Meine Wahl fällt auf die Einkehr zur Alten Post in Ponholz. Dort hat mich Martin Kandlbinder zuletzt vor eineinhalb Jahren auf hohem Niveau bekocht. Trägt meine Zuversicht, dass er sein hohes Niveau zumindest wird halten können?
Das Winzerehepaar Christa und Rainer Zang aus Nordheim am Main, Pioniere des ökologischen Weinbaus in Franken und Schöpfer herausragender Bio-Weine, besuchen Regensburg heute zum ersten Mal. Nach einem ausgiebigen Stadtbummel werden wir mutmaßlich hungrig sein ...
von Robert Bock
Im Unterschied zu einigen anderen Köchen seiner Liga, verabreicht Martin Kandlbinder seine Kreationen meiner Erfahrung nach nicht in homöopatischer Dosierung. Wer ihm in Lebensgröße gegenübersteht, versteht sogleich, weshalb. Er isst so gerne wie er kocht und möchte seine Gäste nie und nimmer Hunger leiden sehen. Auch heute ...?
Die Weinkarte präsentiert sich gegenüber meinem Erstbesuch gereift und noch interessanter als vordem. Vor allem sticht mir ein erstaunlich großes Angebot an Bio-Weinen ins Auge. Es versteht sich von selbst, dass ich ausgerechnet einem Rainer Zang, der seine Lagen auf der Weininsel an der Mainschleife seit mittlerweile 28 Jahren nach den strengen Regeln von Naturland bewirtschaftet, keinen konventionell produzierten Wein zum Essensbegleiter vorschlagen möchte.
Die Wahl des Weins gestaltet sich indes nicht einfach, denn wir haben uns allesamt für Kandlbinders Überraschungsmenü mit 4 Gängen entschieden.
Ich entscheide mich - nach Rücksprache mit dem Weinbau-Profi - für den Anfang für eine Flasche 2016er Weißburgunder aus dem Rheingau, ökologisch produziert vom V.D.P.-Weingut Graf von Kanitz aus Lorch am Rhein. Dieses Weingut kenne ich aus eigener Anschauung von einem Kurztrip in den Rheingau, wo ich in Lorch Quartier bezogen hatte.
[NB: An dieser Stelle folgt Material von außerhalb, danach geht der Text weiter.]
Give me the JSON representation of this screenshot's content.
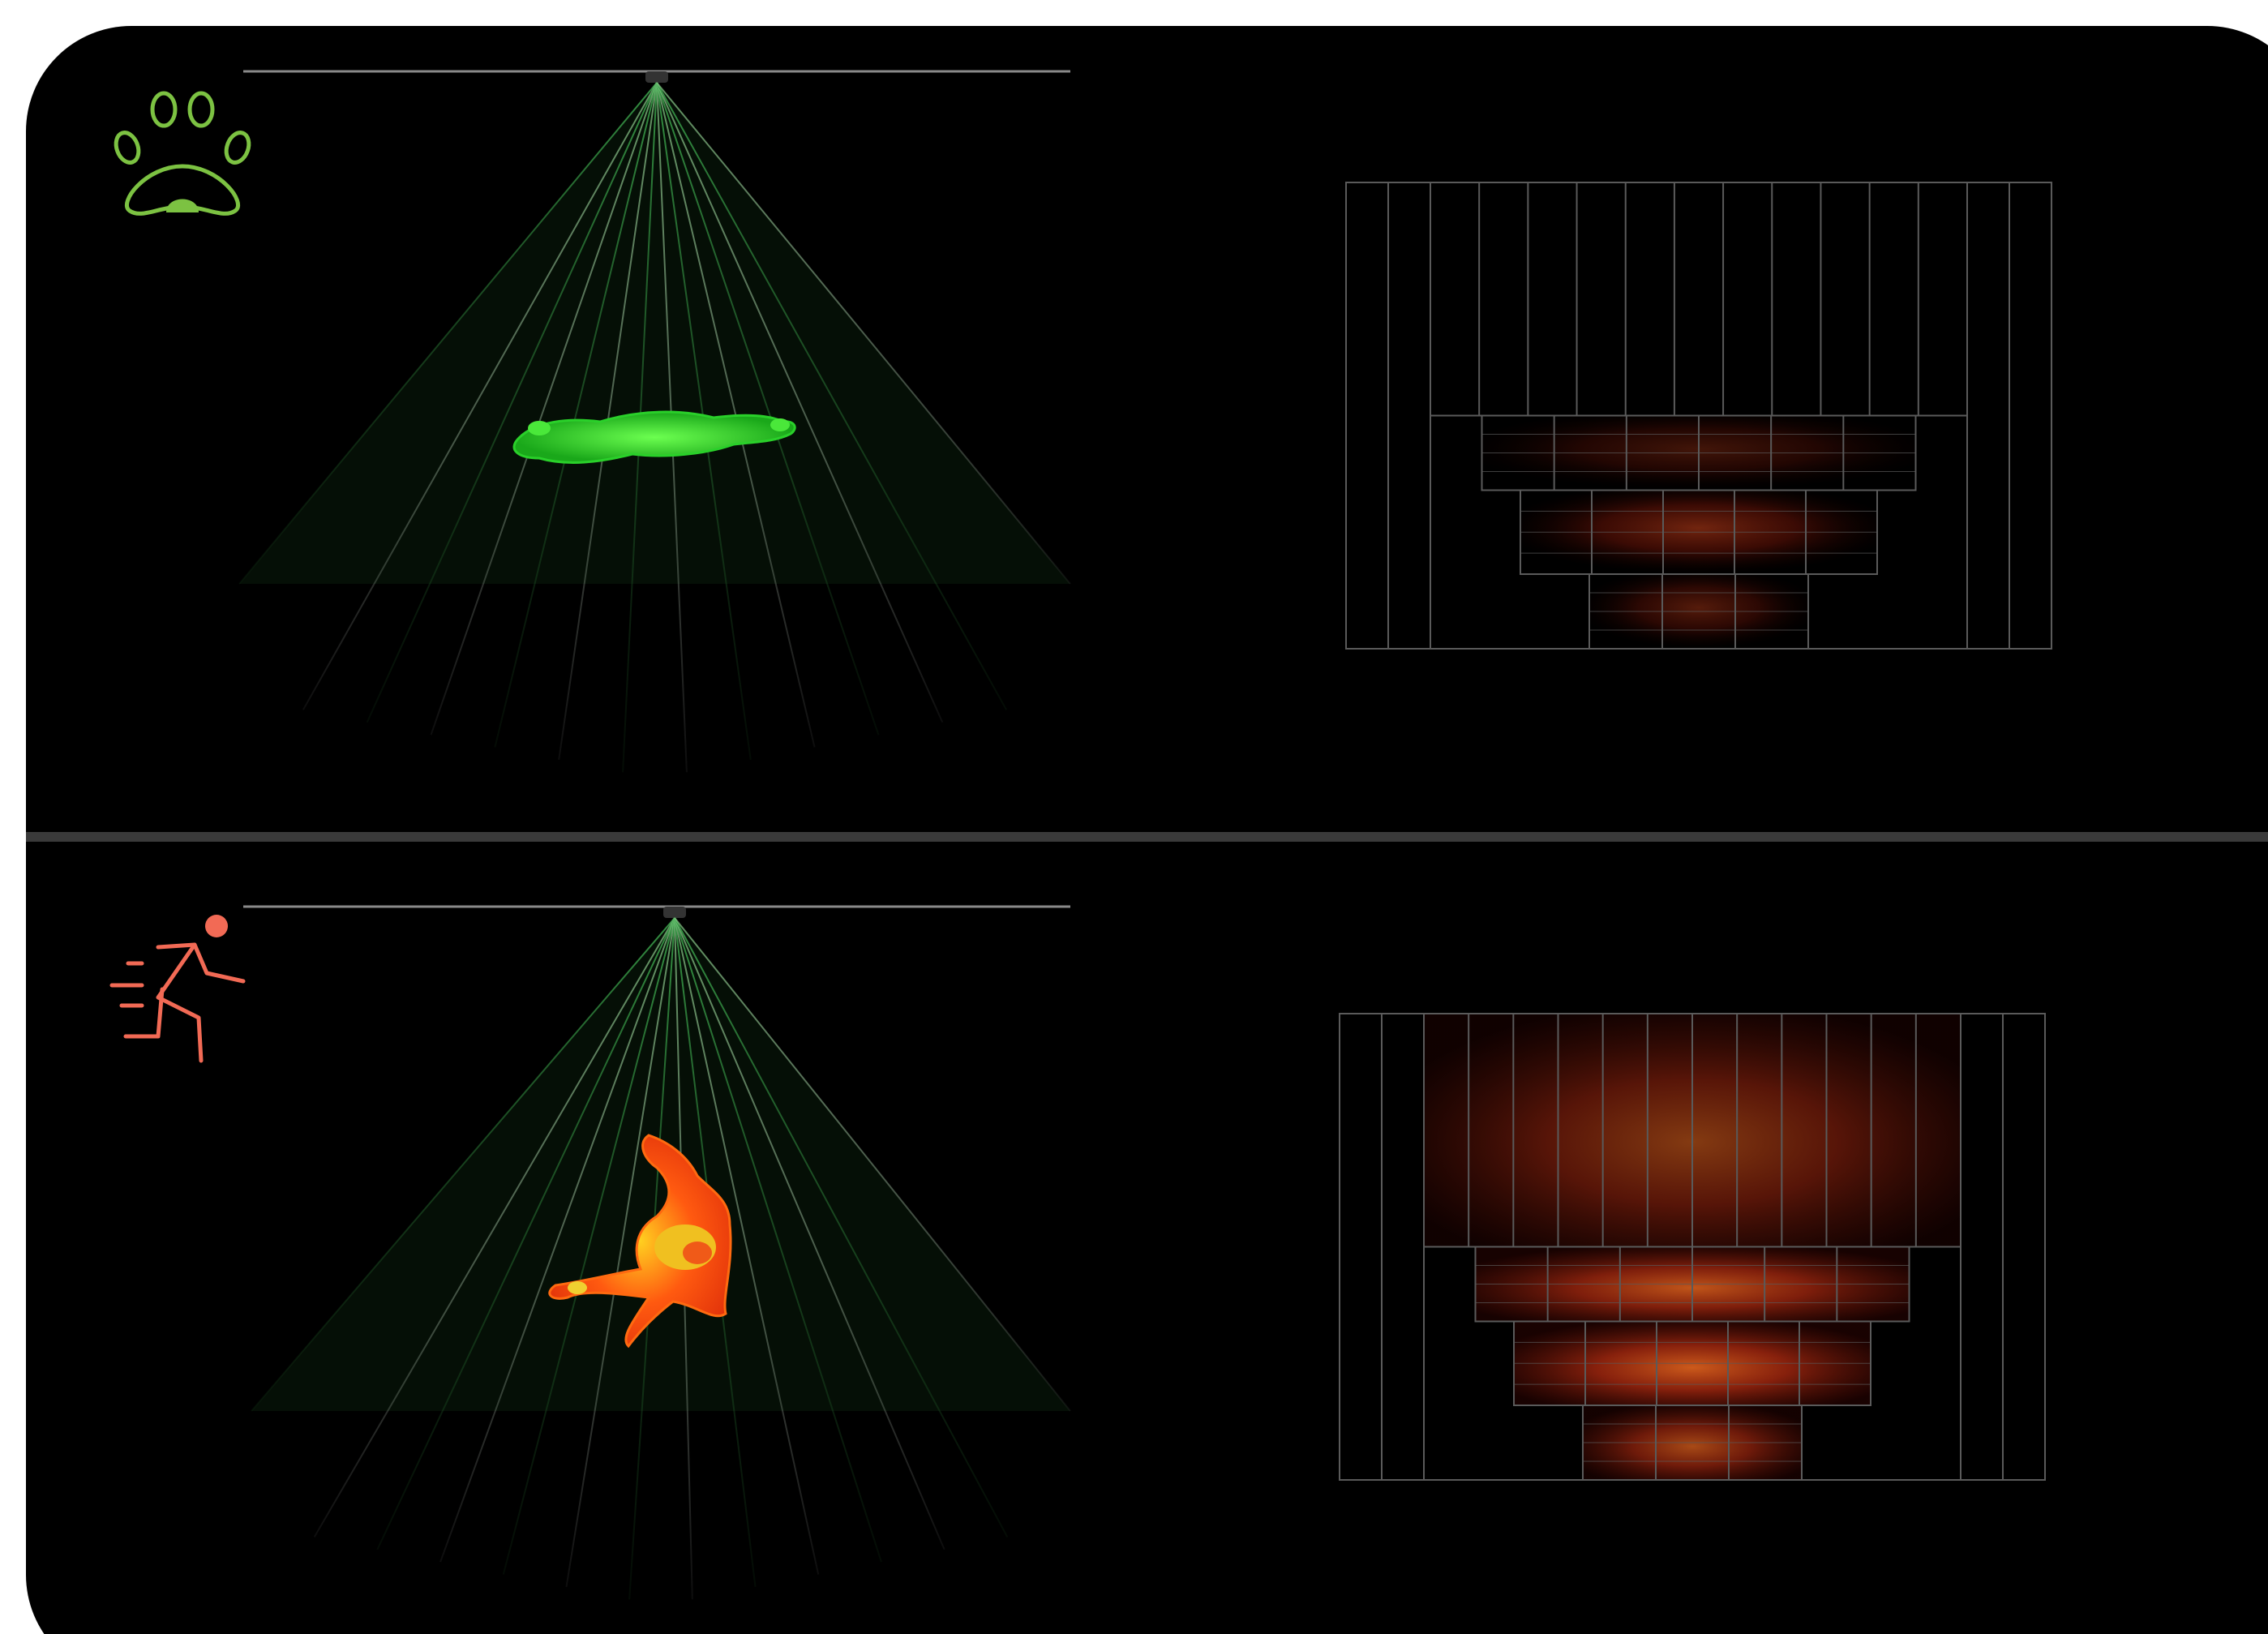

Obschon der Rheingau "Riesling-Country" ist, gelingen im Westen dieser Region, wo Vater Rhein wieder gen Norden fließt, sehr bemerkenswerte Burgunder. In Assmannshausen, ein paar Kilometer südlich kurz vor Rüdesheim, sogar die roten. Eine gute Wahl ist dieser V.D.P Gutswein, wird sich herausstellen, sortentypisch, frisch, mineralisch und obendrein preislich in der Alten Post fair angesetzt.
Martin Kandlbinder eröffnet sein Überraschungsmenü mit einem Gruß aus der Küche: Brot und Creme Fraiche mit Kräutern. Aufregend wie eine Silvesterrakete mit feuchter Lunte: die Überraschung will noch nicht zünden ...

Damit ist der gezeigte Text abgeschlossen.